The last time my father made suits for The Hawks was in late 1961. They were strapped for cash and made a modest down payment, promising to pay the remainder within the year. They were struggling to make ends meet. If you’d told them that in nine years, they’d have their faces caricatured for the cover of Time magazine, they would have thought you were crazy. In four years, Bob Dylan would fly into Toronto and sweep them away, like a genie, to places they had only dreamed of. A few years after that they would hole up in the storied pink house in Woodstock and develop a sound for the ages.

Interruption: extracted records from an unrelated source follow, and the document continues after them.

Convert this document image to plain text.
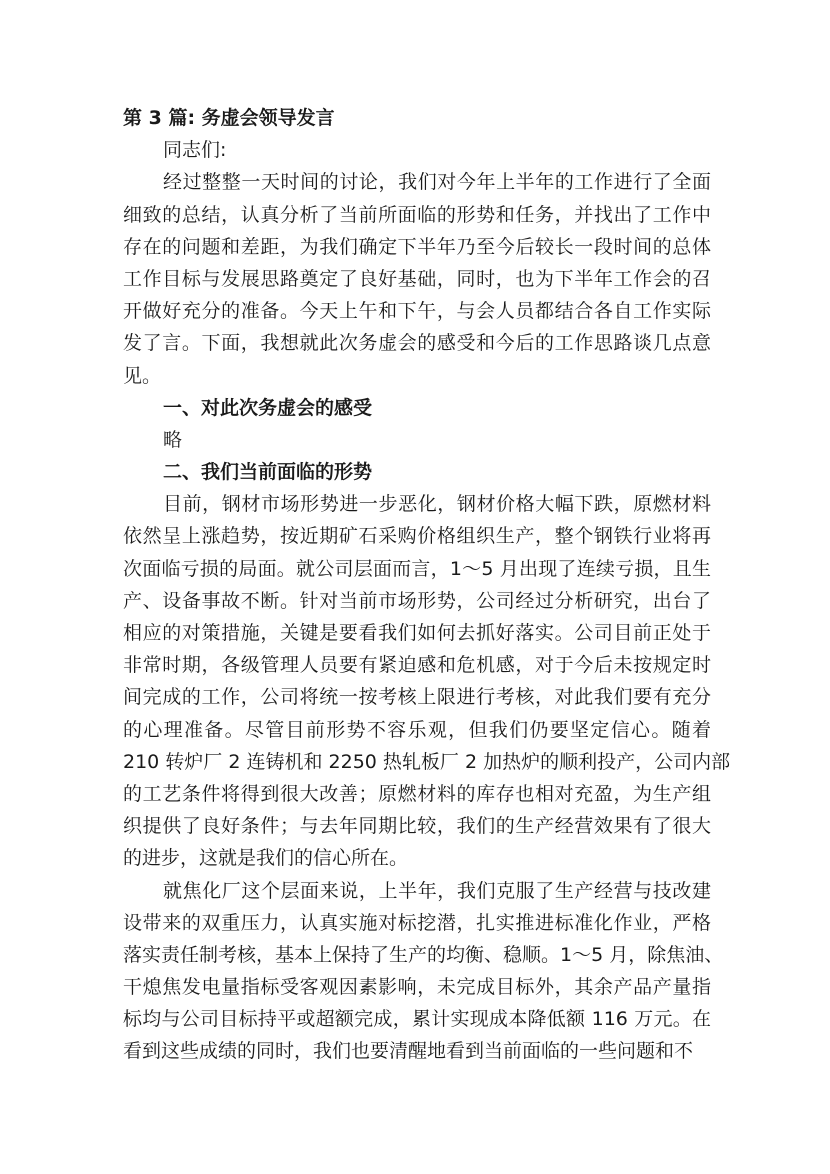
第 3 篇: 务虚会领导发言
同志们:
经过整整一天时间的讨论，我们对今年上半年的工作进行了全面
细致的总结，认真分析了当前所面临的形势和任务，并找出了工作中
存在的问题和差距，为我们确定下半年乃至今后较长一段时间的总体
工作目标与发展思路奠定了良好基础，同时，也为下半年工作会的召
开做好充分的准备。今天上午和下午，与会人员都结合各自工作实际
发了言。下面，我想就此次务虚会的感受和今后的工作思路谈几点意
见。
一、对此次务虚会的感受
略
二、我们当前面临的形势
目前，钢材市场形势进一步恶化，钢材价格大幅下跌，原燃材料
依然呈上涨趋势，按近期矿石采购价格组织生产，整个钢铁行业将再
次面临亏损的局面。就公司层面而言，1～5 月出现了连续亏损，且生
产、设备事故不断。针对当前市场形势，公司经过分析研究，出台了
相应的对策措施，关键是要看我们如何去抓好落实。公司目前正处于
非常时期，各级管理人员要有紧迫感和危机感，对于今后未按规定时
间完成的工作，公司将统一按考核上限进行考核，对此我们要有充分
的心理准备。尽管目前形势不容乐观，但我们仍要坚定信心。随着
210 转炉厂 2 连铸机和 2250 热轧板厂 2 加热炉的顺利投产，公司内部
的工艺条件将得到很大改善；原燃材料的库存也相对充盈，为生产组
织提供了良好条件；与去年同期比较，我们的生产经营效果有了很大
的进步，这就是我们的信心所在。
就焦化厂这个层面来说，上半年，我们克服了生产经营与技改建
设带来的双重压力，认真实施对标挖潜，扎实推进标准化作业，严格
落实责任制考核，基本上保持了生产的均衡、稳顺。1～5 月，除焦油、
干熄焦发电量指标受客观因素影响，未完成目标外，其余产品产量指
标均与公司目标持平或超额完成，累计实现成本降低额 116 万元。在
看到这些成绩的同时，我们也要清醒地看到当前面临的一些问题和不
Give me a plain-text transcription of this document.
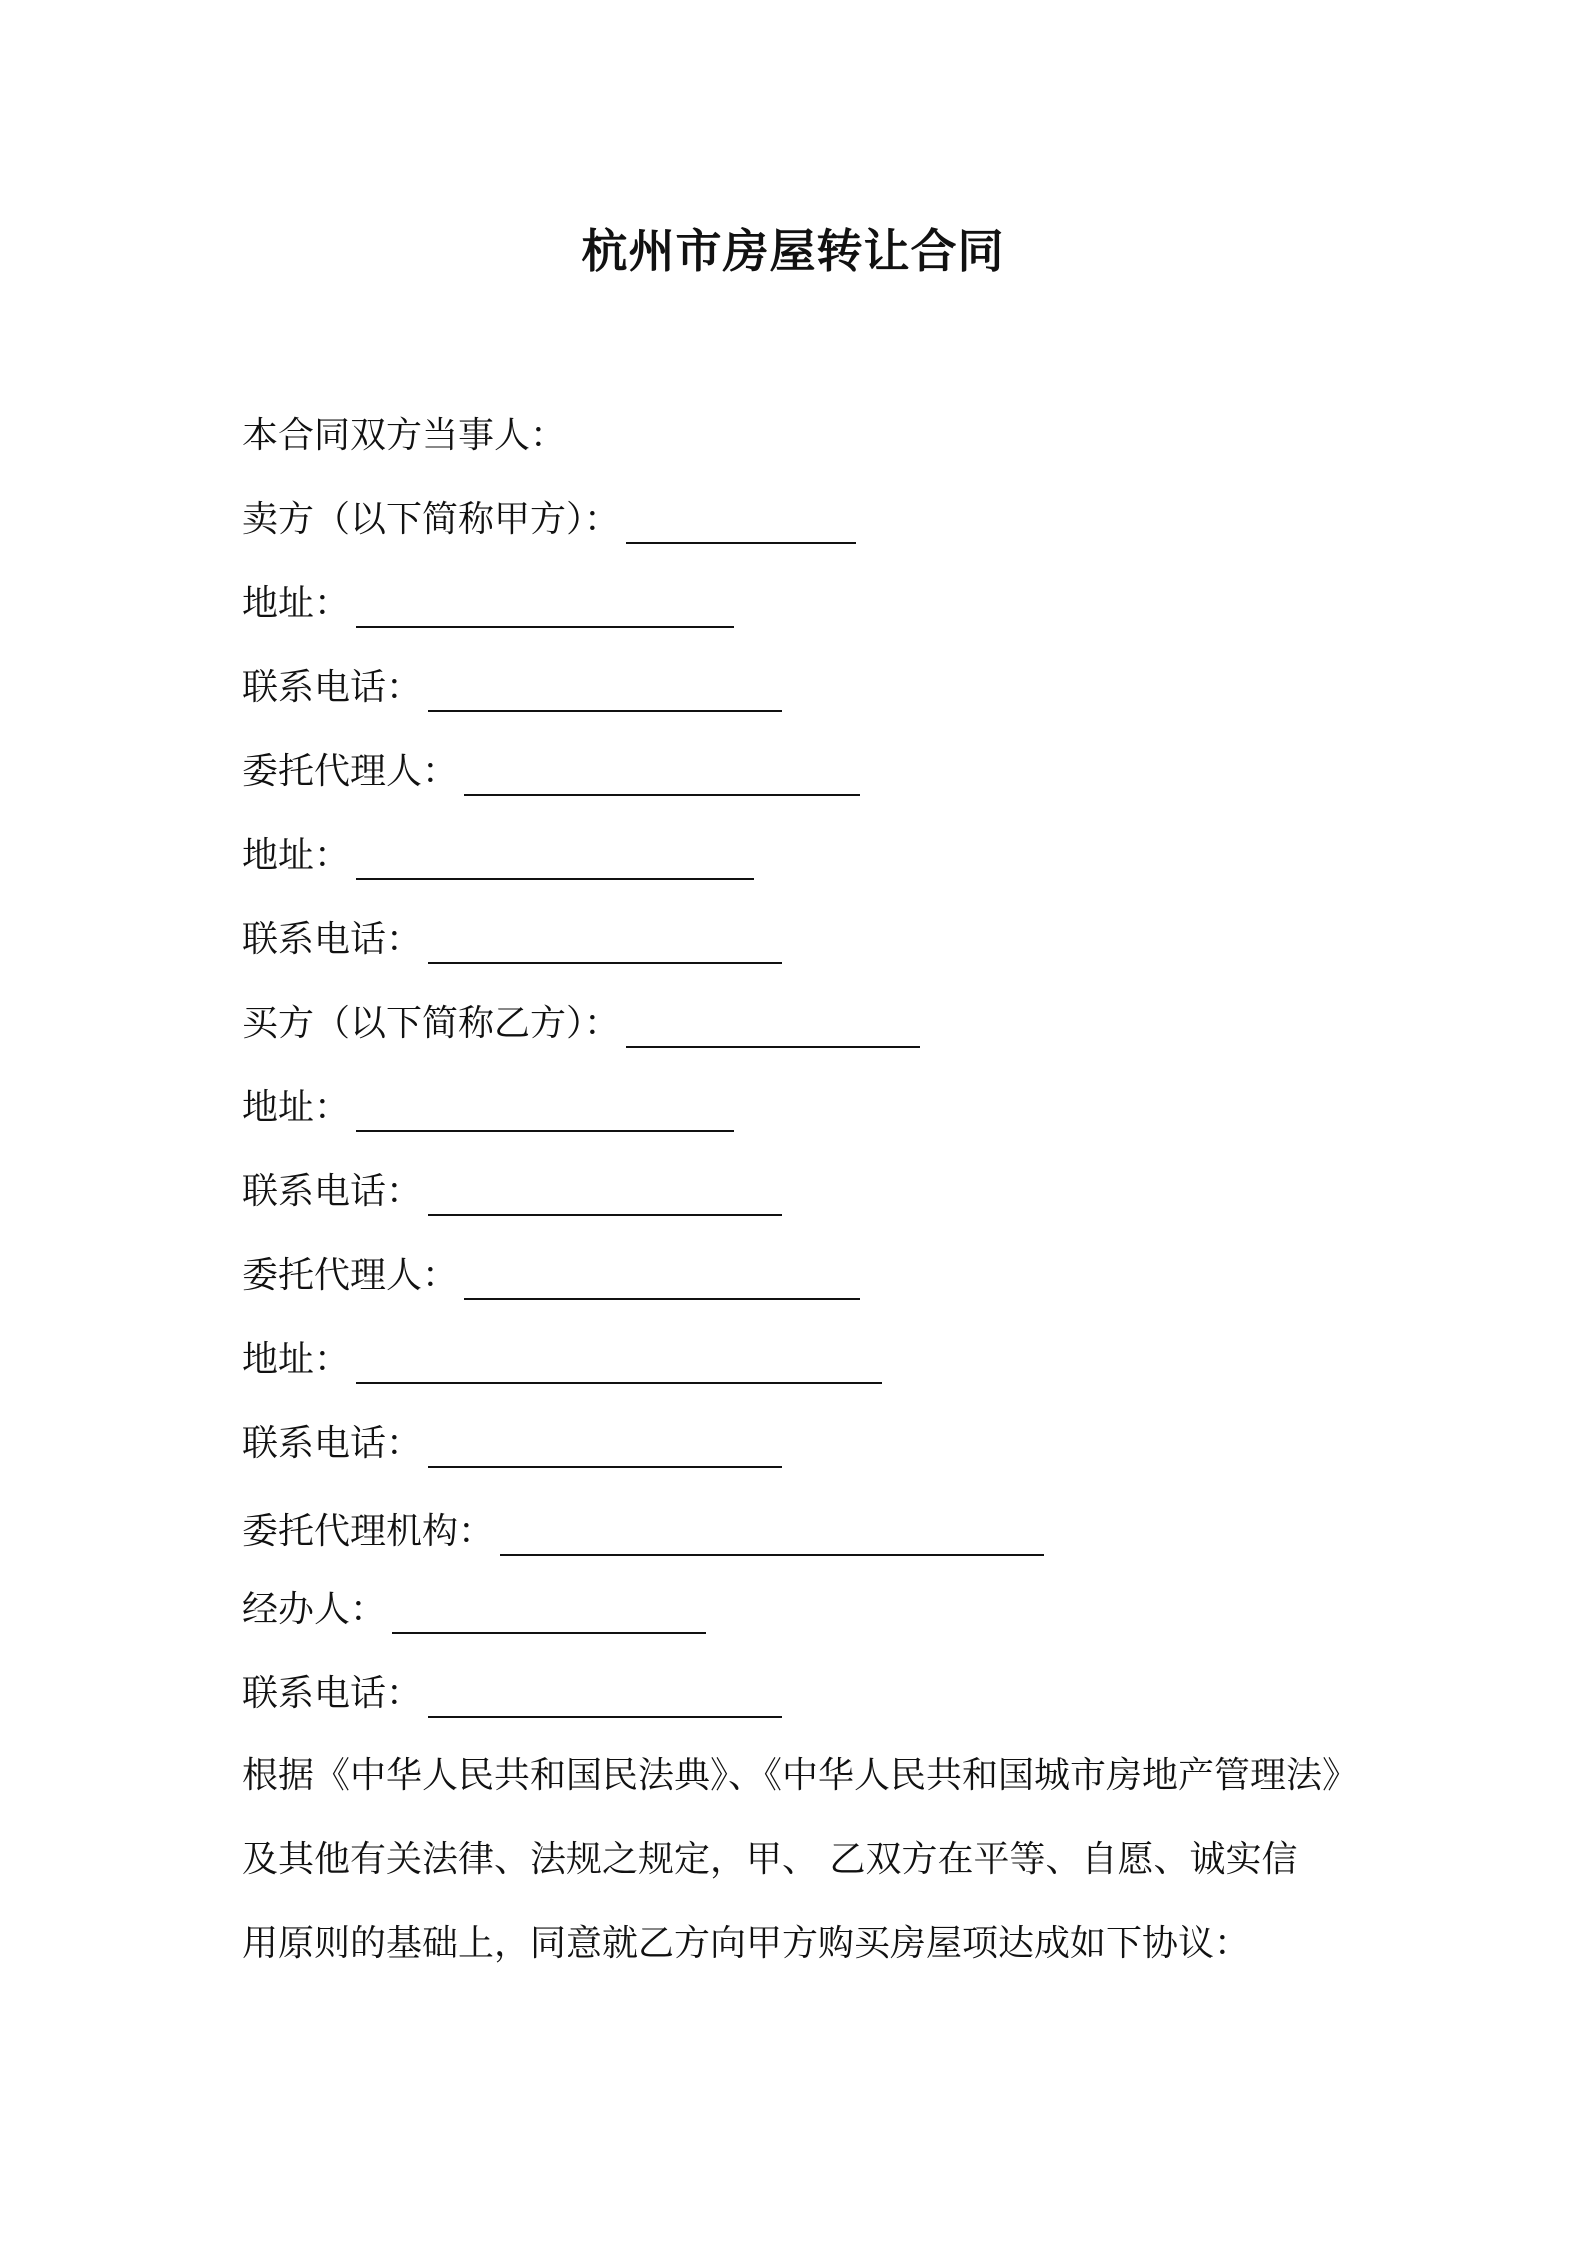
杭州市房屋转让合同
本合同双方当事人：
卖方（以下简称甲方）：
地址：
联系电话：
委托代理人：
地址：
联系电话：
买方（以下简称乙方）：
地址：
联系电话：
委托代理人：
地址：
联系电话：
委托代理机构：
经办人：
联系电话：
根据《中华人民共和国民法典》、《中华人民共和国城市房地产管理法》
及其他有关法律、法规之规定，甲、 乙双方在平等、自愿、诚实信
用原则的基础上，同意就乙方向甲方购买房屋项达成如下协议：
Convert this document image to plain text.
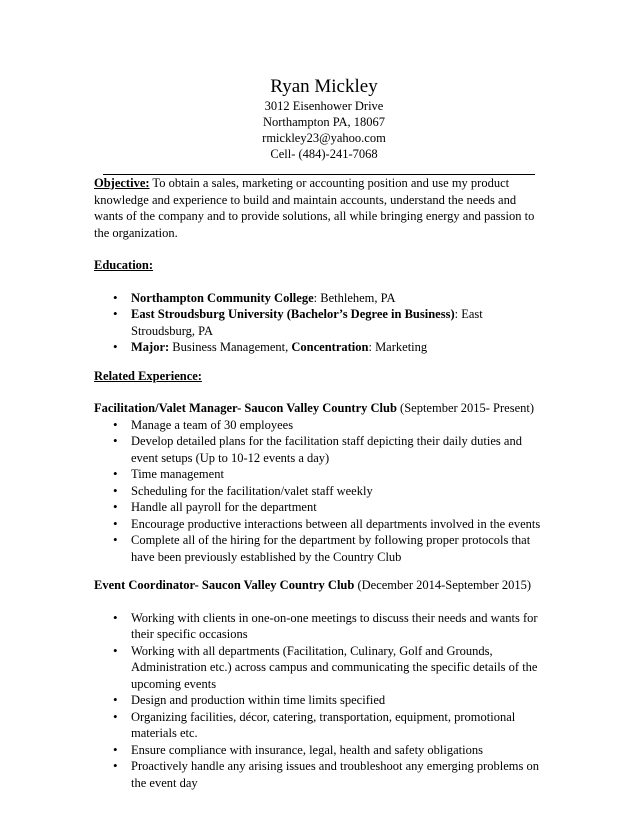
Ryan Mickley
3012 Eisenhower Drive
Northampton PA, 18067
rmickley23@yahoo.com
Cell- (484)-241-7068

Objective: To obtain a sales, marketing or accounting position and use my product knowledge and experience to build and maintain accounts, understand the needs and wants of the company and to provide solutions, all while bringing energy and passion to the organization.

Education:

• Northampton Community College: Bethlehem, PA
• East Stroudsburg University (Bachelor’s Degree in Business): East Stroudsburg, PA
• Major: Business Management, Concentration: Marketing

Related Experience:

Facilitation/Valet Manager- Saucon Valley Country Club (September 2015- Present)

• Manage a team of 30 employees
• Develop detailed plans for the facilitation staff depicting their daily duties and event setups (Up to 10-12 events a day)
• Time management
• Scheduling for the facilitation/valet staff weekly
• Handle all payroll for the department
• Encourage productive interactions between all departments involved in the events
• Complete all of the hiring for the department by following proper protocols that have been previously established by the Country Club

Event Coordinator- Saucon Valley Country Club (December 2014-September 2015)

• Working with clients in one-on-one meetings to discuss their needs and wants for their specific occasions
• Working with all departments (Facilitation, Culinary, Golf and Grounds, Administration etc.) across campus and communicating the specific details of the upcoming events
• Design and production within time limits specified
• Organizing facilities, décor, catering, transportation, equipment, promotional materials etc.
• Ensure compliance with insurance, legal, health and safety obligations
• Proactively handle any arising issues and troubleshoot any emerging problems on the event day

My father’s business would also prosper for the next 15 years. Men wore suits for work and for going out and custom-made suits had not yet been outflanked by those you could buy off the rack. But things rapidly changed, and the end of a centuries’ old tradition was noted on Sept. 25, 1977, when The New York Times ran an article titled, “The Vanishing Custom Tailor.” By the late ’80s, my father and his brothers made only the occasional suit. Their dwindling business depended on selling cloth to itinerant Italian, Portuguese, and Jamaican tailors who would then sell to the immigrant communities. It was heartbreaking to go into the empty store and see the Sherman brothers sitting in chairs once reserved for waiting customers, talking about the old days.
The Band’s end date came around the same time. On Nov. 25, 1976, they gave their final performance at the Winterland Ballroom in San Francisco. The years after their breakup were marked by acrimony, drug addiction, and suicide, though it’s notable that Robbie Robertson weathered his post-Band years far better than his bandmates.
There is a coda to this story. My father had a ritual when he came home from work each day. He’d remove his fedora and trench coat and wash his hands before he would come into our den where we had a built-in stereo system and above that, a built-in bar. My father would pour himself a shot of Seagram’s Crown whiskey. Sometimes, he’d toss back two, depending on the degree of aggravation the day had brought him. In July of 1968, Capitol Records released The Band’s Music From Big Pink and I bought a copy after hearing a few tracks at a friend’s house. I was playing the record and had the album cover open, next to the bar. My father, after throwing back a shot, glanced down at the photo of the guys he’d known as The Hawks. He did a double take, as they now had beards and long hair and country clothes.
“Don’t tell me those guys made it,” he said.
“It seems so,” I answered.
“How do you like that?” he said.
He shook his head from side to side.
And then he said,
“Those guys still owe me money.”
Kenneth Sherman is a poet and essayist. His poetry collection Meditation on a Tooth will be published in 2025.